Marble Slicer further exemplifies Hatoum’s recurrent interest in the idea of home—an idea intimately connected to the uncanny, for the German word, unheimlich, literally means “not-at-home.” Much like her Surrealist predecessors, Hatoum sees the power in subverting everyday things in order to draw attention to the world’s instabilities. Scale plays an important role in this process. Hatoum frequently takes domestic objects and transforms them into outsized, sometimes dangerous sculptures that nevertheless retain a kinship with their original, commonplace referent, from egg slicers and food mills to cheese graters and meat grinders.

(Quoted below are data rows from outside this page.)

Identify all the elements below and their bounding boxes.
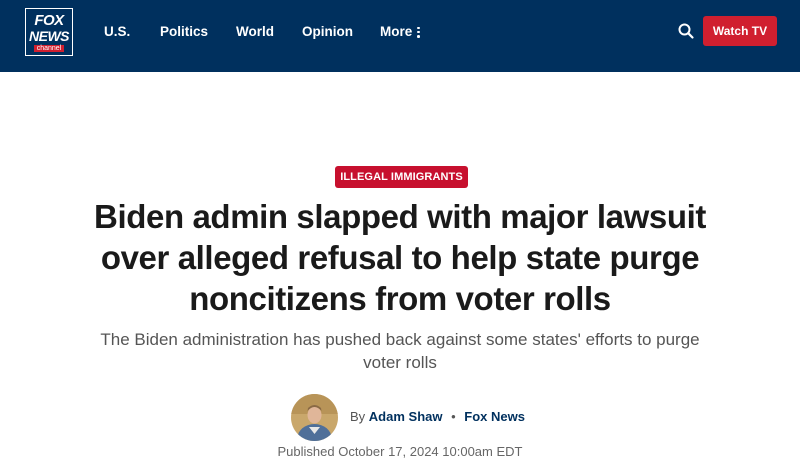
vertical-dots-icon [417, 26, 420, 38]
author-link[interactable]: Adam Shaw [369, 409, 443, 424]
logo-line-2: NEWS [29, 27, 70, 44]
watch-tv-button[interactable]: Watch TV [703, 16, 777, 46]
byline-separator: • [451, 409, 456, 424]
article-subheadline: The Biden administration has pushed back… [100, 330, 700, 372]
byline: By Adam Shaw • Fox News [350, 409, 525, 424]
nav-item-more[interactable]: More [380, 23, 420, 41]
category-badge[interactable]: ILLEGAL IMMIGRANTS [335, 166, 468, 188]
published-timestamp: Published October 17, 2024 10:00am EDT [277, 444, 523, 459]
article-headline: Biden admin slapped with major lawsuit o… [94, 198, 706, 317]
nav-item-politics[interactable]: Politics [160, 23, 236, 41]
top-navigation-bar: FOX NEWS channel U.S. Politics World Opi… [0, 0, 800, 72]
nav-item-us[interactable]: U.S. [104, 23, 160, 41]
author-avatar[interactable] [291, 394, 338, 441]
nav-item-world[interactable]: World [236, 23, 302, 41]
nav-item-opinion[interactable]: Opinion [302, 23, 380, 41]
nav-item-more-label: More [380, 24, 413, 39]
search-icon[interactable] [677, 22, 695, 40]
byline-prefix: By [350, 409, 366, 424]
main-nav: U.S. Politics World Opinion More [104, 23, 420, 41]
fox-news-logo[interactable]: FOX NEWS channel [25, 8, 73, 56]
source-link[interactable]: Fox News [464, 409, 525, 424]
logo-line-3: channel [33, 44, 65, 52]
logo-line-1: FOX [34, 11, 64, 29]
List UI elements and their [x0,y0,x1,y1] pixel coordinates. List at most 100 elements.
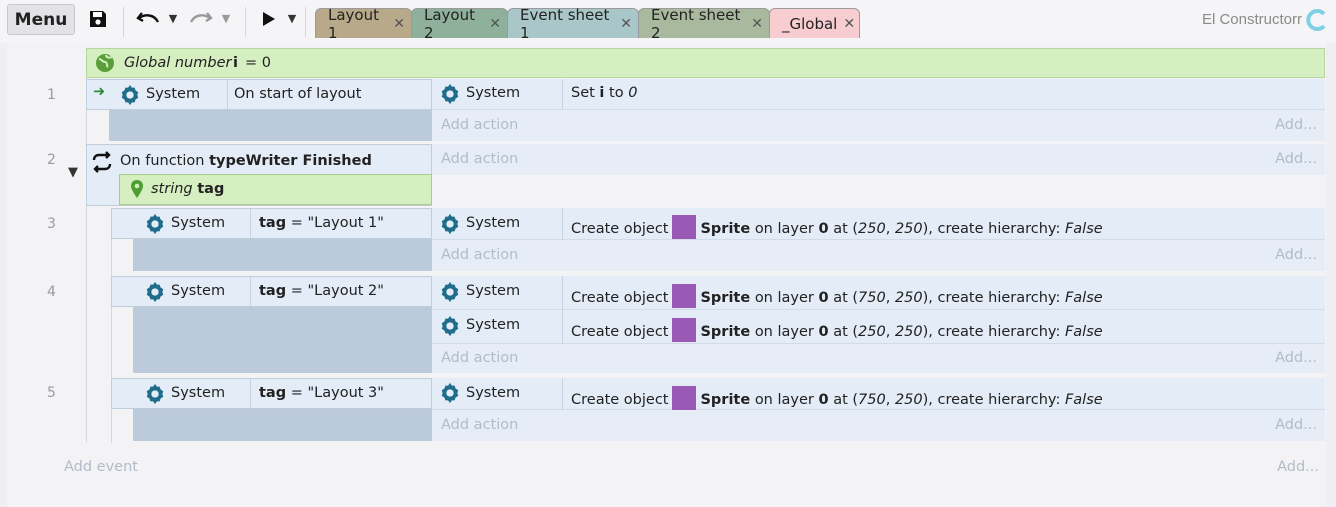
add-action-row[interactable]: Add action Add... [432,344,1325,373]
global-var-value: = 0 [245,55,271,71]
condition-text: On start of layout [234,86,362,102]
toolbar: Menu ▼ ▼ ▼ Layout 1 ✕ Layout 2 ✕ Event she… [0,0,1336,43]
tab-event-sheet-2[interactable]: Event sheet 2 ✕ [638,6,770,42]
condition-text: tag = "Layout 2" [259,283,384,299]
add-more-link[interactable]: Add... [1275,247,1317,263]
line-number: 2 [47,152,56,168]
action-text: Create object Sprite on layer 0 at (250, … [571,215,1103,239]
system-gear-icon [439,382,461,404]
close-icon[interactable]: ✕ [620,16,638,32]
tab-label: Event sheet 2 [651,5,741,42]
close-icon[interactable]: ✕ [489,16,507,32]
brand-label: El Constructorr [1201,11,1302,28]
tab-label: Event sheet 1 [520,5,610,42]
close-icon[interactable]: ✕ [751,16,769,32]
add-action-row[interactable]: Add action Add... [432,110,1325,141]
condition-object: System [171,215,226,231]
close-icon[interactable]: ✕ [393,16,411,32]
sub-event-2-condition-empty[interactable] [133,307,432,373]
menu-button[interactable]: Menu [7,4,75,35]
condition-text: tag = "Layout 3" [259,385,384,401]
trigger-arrow-icon: ➜ [93,84,106,100]
sub-event-2-condition[interactable]: System tag = "Layout 2" [111,276,432,307]
event-sheet: Global number i = 0 1 ➜ System On start … [7,43,1326,507]
system-gear-icon [144,281,166,303]
tab-event-sheet-1[interactable]: Event sheet 1 ✕ [507,6,639,42]
sprite-thumbnail-icon [672,386,697,410]
save-icon[interactable] [86,7,110,31]
add-action-row[interactable]: Add action Add... [432,240,1325,271]
function-heading: On function typeWriter Finished [120,153,372,169]
tab-label: Layout 2 [424,5,475,42]
action-text: Create object Sprite on layer 0 at (750, … [571,284,1103,308]
add-more-link[interactable]: Add... [1277,459,1319,475]
parameter-pin-icon [130,179,144,203]
undo-icon[interactable] [135,8,161,30]
sub-event-3-condition-empty[interactable] [133,409,432,441]
condition-object: System [146,86,201,102]
add-action-link[interactable]: Add action [441,151,518,167]
add-action-row[interactable]: Add action Add... [432,410,1325,441]
sub-event-1-condition-empty[interactable] [133,239,432,271]
add-more-link[interactable]: Add... [1275,151,1317,167]
brand-logo-icon [1304,8,1328,36]
event-1-action[interactable]: System Set i to 0 [432,79,1325,110]
add-action-link[interactable]: Add action [441,350,518,366]
system-gear-icon [144,213,166,235]
sub-event-1-condition[interactable]: System tag = "Layout 1" [111,208,432,239]
condition-text: tag = "Layout 1" [259,215,384,231]
add-action-row[interactable]: Add action Add... [432,144,1325,175]
parameter-text: string tag [151,181,225,197]
redo-icon[interactable] [188,8,214,30]
global-var-name: i [233,55,238,71]
line-number: 3 [47,216,56,232]
system-gear-icon [144,383,166,405]
line-number: 1 [47,87,56,103]
global-var-prefix: Global number [124,55,232,71]
tab-global[interactable]: _Global ✕ [769,8,860,38]
system-gear-icon [439,315,461,337]
system-gear-icon [119,84,141,106]
action-text: Set i to 0 [571,85,638,101]
event-1-condition[interactable]: ➜ System On start of layout [86,79,432,110]
action-object: System [466,215,521,231]
action-text: Create object Sprite on layer 0 at (250, … [571,318,1103,342]
add-action-link[interactable]: Add action [441,247,518,263]
add-action-link[interactable]: Add action [441,117,518,133]
play-icon[interactable] [258,8,280,30]
add-more-link[interactable]: Add... [1275,417,1317,433]
system-gear-icon [439,281,461,303]
sub-event-3-condition[interactable]: System tag = "Layout 3" [111,378,432,409]
add-more-link[interactable]: Add... [1275,117,1317,133]
line-number: 5 [47,385,56,401]
sub-event-2-action-1[interactable]: System Create object Sprite on layer 0 at… [432,276,1325,310]
condition-object: System [171,385,226,401]
global-variable[interactable]: Global number i = 0 [86,48,1325,78]
collapse-triangle-icon[interactable]: ▼ [68,165,78,180]
action-object: System [466,283,521,299]
redo-dropdown-icon[interactable]: ▼ [219,11,233,25]
sprite-thumbnail-icon [672,215,697,239]
add-action-link[interactable]: Add action [441,417,518,433]
line-number: 4 [47,284,56,300]
tab-label: _Global [782,14,838,33]
condition-object: System [171,283,226,299]
add-event-link[interactable]: Add event [64,459,138,475]
add-more-link[interactable]: Add... [1275,350,1317,366]
close-icon[interactable]: ✕ [843,16,861,32]
play-dropdown-icon[interactable]: ▼ [285,11,299,25]
tab-layout-1[interactable]: Layout 1 ✕ [315,6,412,42]
event-1-condition-empty[interactable] [109,110,432,141]
sprite-thumbnail-icon [672,318,697,342]
sub-event-2-action-2[interactable]: System Create object Sprite on layer 0 at… [432,310,1325,344]
sub-event-3-action[interactable]: System Create object Sprite on layer 0 at… [432,378,1325,410]
action-object: System [466,85,521,101]
sub-event-1-action[interactable]: System Create object Sprite on layer 0 at… [432,208,1325,240]
system-gear-icon [439,83,461,105]
function-parameter[interactable]: string tag [119,174,432,205]
undo-dropdown-icon[interactable]: ▼ [166,11,180,25]
sprite-thumbnail-icon [672,284,697,308]
system-gear-icon [439,213,461,235]
tab-layout-2[interactable]: Layout 2 ✕ [411,6,508,42]
action-text: Create object Sprite on layer 0 at (750, … [571,386,1103,410]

According to the artist in a 1998 interview, “In a very general sense I want to create a situation where reality itself becomes a questionable point, where [people] have to reassess their assumptions and their relationships to things around them.” 

 

Born to a Palestinian family in Beirut, Hatoum was in London on a short visit in 1975 when civil war broke out in Lebanon. Unable to return home, she stayed in London, where she continues to live and work. She attended the Byam Shaw School of Art and the Slade School of Fine Art in London. At the beginning of her career in the 1980s, Hatoum created video and performance work focused on her body. In the late 1980s, her practice shifted to large-scale sculptures and installations that engage the body of the viewer.